From ca6337b78aaedff4404135558cf99f9ad7ab7123 Mon Sep 17 00:00:00 2001
From: Daniel Povey <dpovey@gmail.com>
Date: Wed, 30 Mar 2022 11:11:32 +0800
Subject: [PATCH] Add another convolutional layer

---
 .../ASR/pruned_transducer_stateless2/conformer.py | 15 +++++++++++----
 1 file changed, 11 insertions(+), 4 deletions(-)

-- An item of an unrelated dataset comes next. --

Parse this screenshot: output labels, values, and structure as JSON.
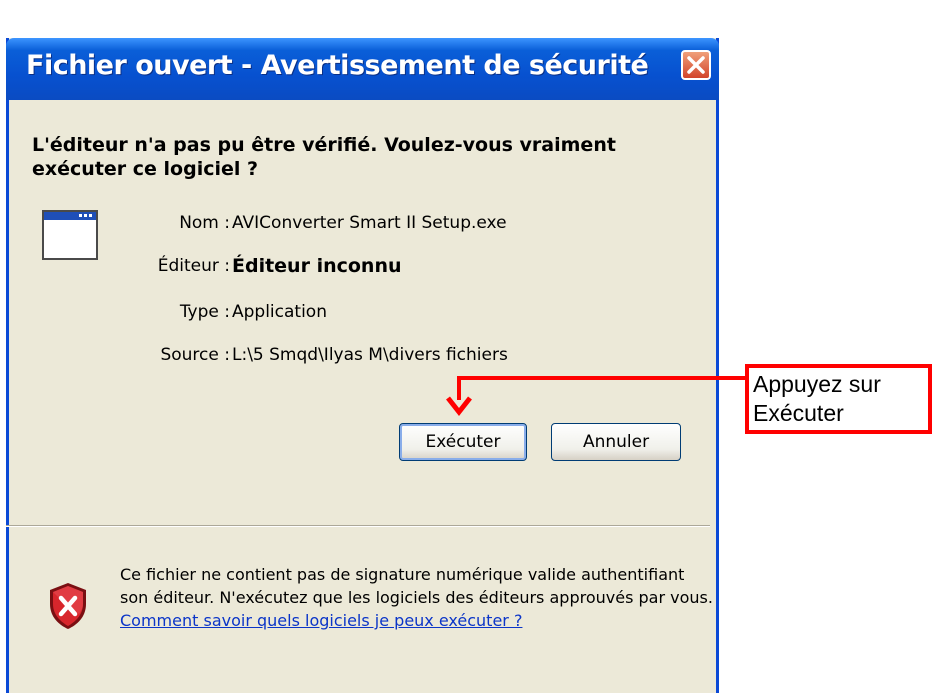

diff --git a/egs/librispeech/ASR/pruned_transducer_stateless2/conformer.py b/egs/librispeech/ASR/pruned_transducer_stateless2/conformer.py
index 628d31d4b..eb937e0c3 100644
--- a/egs/librispeech/ASR/pruned_transducer_stateless2/conformer.py
+++ b/egs/librispeech/ASR/pruned_transducer_stateless2/conformer.py
@@ -954,8 +954,9 @@ class Conv2dSubsampling(nn.Module):
 
     def __init__(self, in_channels: int,
                  out_channels: int,
-                 layer1_channels: int = 32,
-                 layer2_channels: int = 128) -> None:
+                 layer1_channels: int = 8,
+                 layer2_channels: int = 32,
+                 layer3_channels: int = 128) -> None:
         """
         Args:
           in_channels:
@@ -973,7 +974,7 @@ class Conv2dSubsampling(nn.Module):
         self.conv = nn.Sequential(
             ScaledConv2d(
                 in_channels=1, out_channels=layer1_channels,
-                kernel_size=3, stride=2
+                kernel_size=3,
             ),
             ActivationBalancer(channel_dim=1),
             DoubleSwish(),
@@ -983,8 +984,14 @@ class Conv2dSubsampling(nn.Module):
             ),
             ActivationBalancer(channel_dim=1),
             DoubleSwish(),
+            ScaledConv2d(
+                in_channels=layer2_channels, out_channels=layer3_channels,
+                kernel_size=3, stride=2
+            ),
+            ActivationBalancer(channel_dim=1),
+            DoubleSwish(),
         )
-        self.out = ScaledLinear(layer2_channels * (((in_channels - 1) // 2 - 1) // 2), out_channels)
+        self.out = ScaledLinear(layer3_channels * (((in_channels - 1) // 2 - 1) // 2), out_channels)
         # set learn_eps=False because out_norm is preceded by `out`, and `out`
         # itself has learned scale, so the extra degree of freedom is not
         # needed.